Ultrasound is used in the diagnosis of feline hepatobiliary disease. Ultrasound abnormalities in cats with cholangiohepatitis and cholecystitis include gallbladder wall thickening, choleliths, bile ducts thickening and dilation, enlarged pancreas, and gallbladder sludge. Gallbladder wall thickening can be found with cholecystitis, cholangitis, oedema, cystic mucinous hyperplasia, pericholecystic free fluid, and systemic disease unrelated to the gallbladder. Inflammatory processes involving the biliary and pancreatic tract can be associated with amorphous plugs, cholelithiasis, neoplasia, fibrotic tissue, foreign body. although it is often difficult to determine what came first (Mayhew et al. 2002). The common biliary duct, pancreatic duct and duodenal papilla must be evaluated thoroughly for the presence of echogenic amorphous plugs and choleliths, which may or may not cause acoustic shadowing.

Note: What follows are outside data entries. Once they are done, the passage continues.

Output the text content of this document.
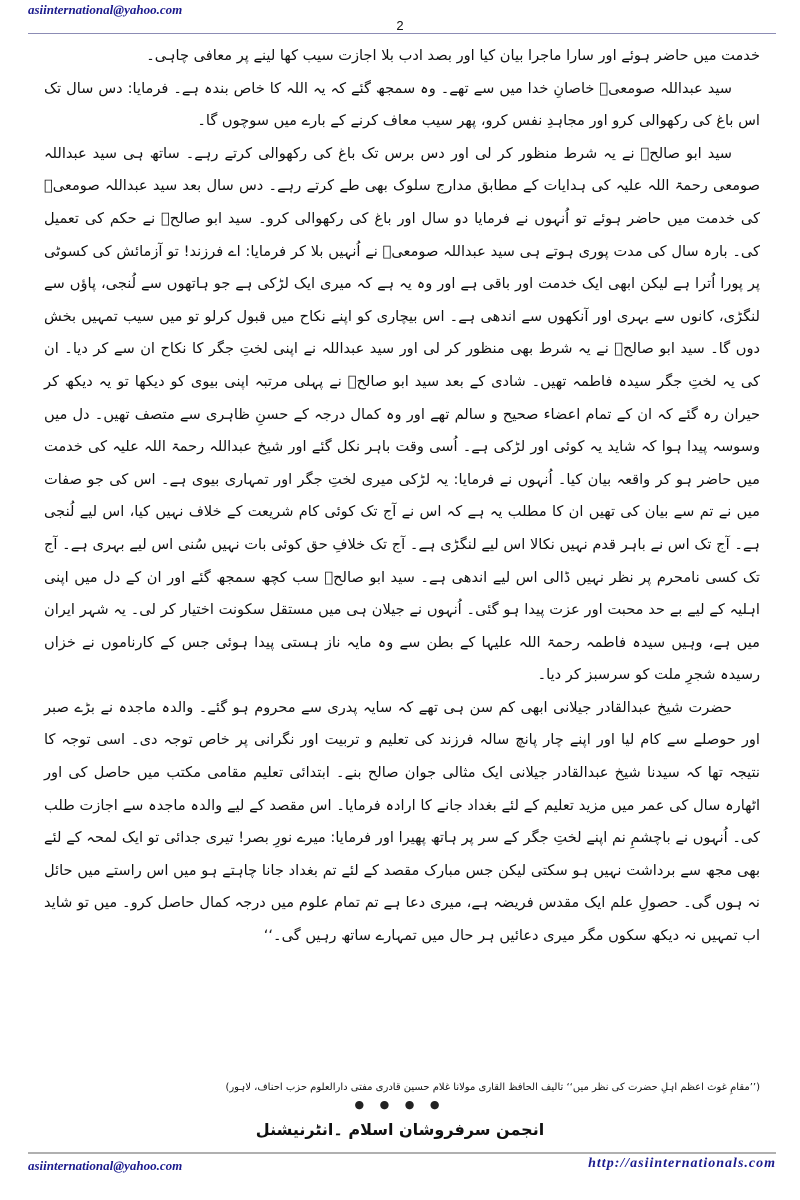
asiinternational@yahoo.com
2

خدمت میں حاضر ہوئے اور سارا ماجرا بیان کیا اور بصد ادب بلا اجازت سیب کھا لینے پر معافی چاہی۔

سید عبداللہ صومعیؒ خاصانِ خدا میں سے تھے۔ وہ سمجھ گئے کہ یہ اللہ کا خاص بندہ ہے۔ فرمایا: دس سال تک اس باغ کی رکھوالی کرو اور مجاہدِ نفس کرو، پھر سیب معاف کرنے کے بارے میں سوچوں گا۔

سید ابو صالحؒ نے یہ شرط منظور کر لی اور دس برس تک باغ کی رکھوالی کرتے رہے۔ ساتھ ہی سید عبداللہ صومعی رحمۃ اللہ علیہ کی ہدایات کے مطابق مدارج سلوک بھی طے کرتے رہے۔ دس سال بعد سید عبداللہ صومعیؒ کی خدمت میں حاضر ہوئے تو اُنہوں نے فرمایا دو سال اور باغ کی رکھوالی کرو۔ سید ابو صالحؒ نے حکم کی تعمیل کی۔ بارہ سال کی مدت پوری ہوتے ہی سید عبداللہ صومعیؒ نے اُنہیں بلا کر فرمایا: اے فرزند! تو آزمائش کی کسوٹی پر پورا اُترا ہے لیکن ابھی ایک خدمت اور باقی ہے اور وہ یہ ہے کہ میری ایک لڑکی ہے جو ہاتھوں سے لُنجی، پاؤں سے لنگڑی، کانوں سے بہری اور آنکھوں سے اندھی ہے۔ اس بیچاری کو اپنے نکاح میں قبول کرلو تو میں سیب تمہیں بخش دوں گا۔ سید ابو صالحؒ نے یہ شرط بھی منظور کر لی اور سید عبداللہ نے اپنی لختِ جگر کا نکاح ان سے کر دیا۔ ان کی یہ لختِ جگر سیدہ فاطمہ تھیں۔ شادی کے بعد سید ابو صالحؒ نے پہلی مرتبہ اپنی بیوی کو دیکھا تو یہ دیکھ کر حیران رہ گئے کہ ان کے تمام اعضاء صحیح و سالم تھے اور وہ کمال درجہ کے حسنِ ظاہری سے متصف تھیں۔ دل میں وسوسہ پیدا ہوا کہ شاید یہ کوئی اور لڑکی ہے۔ اُسی وقت باہر نکل گئے اور شیخ عبداللہ رحمۃ اللہ علیہ کی خدمت میں حاضر ہو کر واقعہ بیان کیا۔ اُنہوں نے فرمایا: یہ لڑکی میری لختِ جگر اور تمہاری بیوی ہے۔ اس کی جو صفات میں نے تم سے بیان کی تھیں ان کا مطلب یہ ہے کہ اس نے آج تک کوئی کام شریعت کے خلاف نہیں کیا، اس لیے لُنجی ہے۔ آج تک اس نے باہر قدم نہیں نکالا اس لیے لنگڑی ہے۔ آج تک خلافِ حق کوئی بات نہیں سُنی اس لیے بہری ہے۔ آج تک کسی نامحرم پر نظر نہیں ڈالی اس لیے اندھی ہے۔ سید ابو صالحؒ سب کچھ سمجھ گئے اور ان کے دل میں اپنی اہلیہ کے لیے بے حد محبت اور عزت پیدا ہو گئی۔ اُنہوں نے جیلان ہی میں مستقل سکونت اختیار کر لی۔ یہ شہر ایران میں ہے، وہیں سیدہ فاطمہ رحمۃ اللہ علیہا کے بطن سے وہ مایہ ناز ہستی پیدا ہوئی جس کے کارناموں نے خزاں رسیدہ شجرِ ملت کو سرسبز کر دیا۔

حضرت شیخ عبدالقادر جیلانی ابھی کم سن ہی تھے کہ سایہ پدری سے محروم ہو گئے۔ والدہ ماجدہ نے بڑے صبر اور حوصلے سے کام لیا اور اپنے چار پانچ سالہ فرزند کی تعلیم و تربیت اور نگرانی پر خاص توجہ دی۔ اسی توجہ کا نتیجہ تھا کہ سیدنا شیخ عبدالقادر جیلانی ایک مثالی جوان صالح بنے۔ ابتدائی تعلیم مقامی مکتب میں حاصل کی اور اٹھارہ سال کی عمر میں مزید تعلیم کے لئے بغداد جانے کا ارادہ فرمایا۔ اس مقصد کے لیے والدہ ماجدہ سے اجازت طلب کی۔ اُنہوں نے باچشمِ نم اپنے لختِ جگر کے سر پر ہاتھ پھیرا اور فرمایا: میرے نورِ بصر! تیری جدائی تو ایک لمحہ کے لئے بھی مجھ سے برداشت نہیں ہو سکتی لیکن جس مبارک مقصد کے لئے تم بغداد جانا چاہتے ہو میں اس راستے میں حائل نہ ہوں گی۔ حصولِ علم ایک مقدس فریضہ ہے، میری دعا ہے تم تمام علوم میں درجہ کمال حاصل کرو۔ میں تو شاید اب تمہیں نہ دیکھ سکوں مگر میری دعائیں ہر حال میں تمہارے ساتھ رہیں گی۔‘‘

(’’مقامِ غوث اعظم اہلِ حضرت کی نظر میں‘‘ تالیف الحافظ القاری مولانا غلام حسین قادری مفتی دارالعلوم حزب احناف، لاہور)
● ● ● ●
انجمن سرفروشان اسلام ۔انٹرنیشنل
asiinternational@yahoo.com	http://asiinternationals.com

Even ultrasound examination is used usually in diagnosis of liver and biliary tract pathologies, CT scan is better in evaluation the hepatobiliary disorders, possible nodules, attenuation and gives a perfect 3D view of the local anatomy.

In this case, the patient has been managed symptomatically, blood results improving gradually in a 5-day course, full recovery being achieved. In the presented case the main differential diagnosis was between duodenal papilla obstruction from inflammation/infection versus neoplasia.  Response to therapy supported inflammation/infection.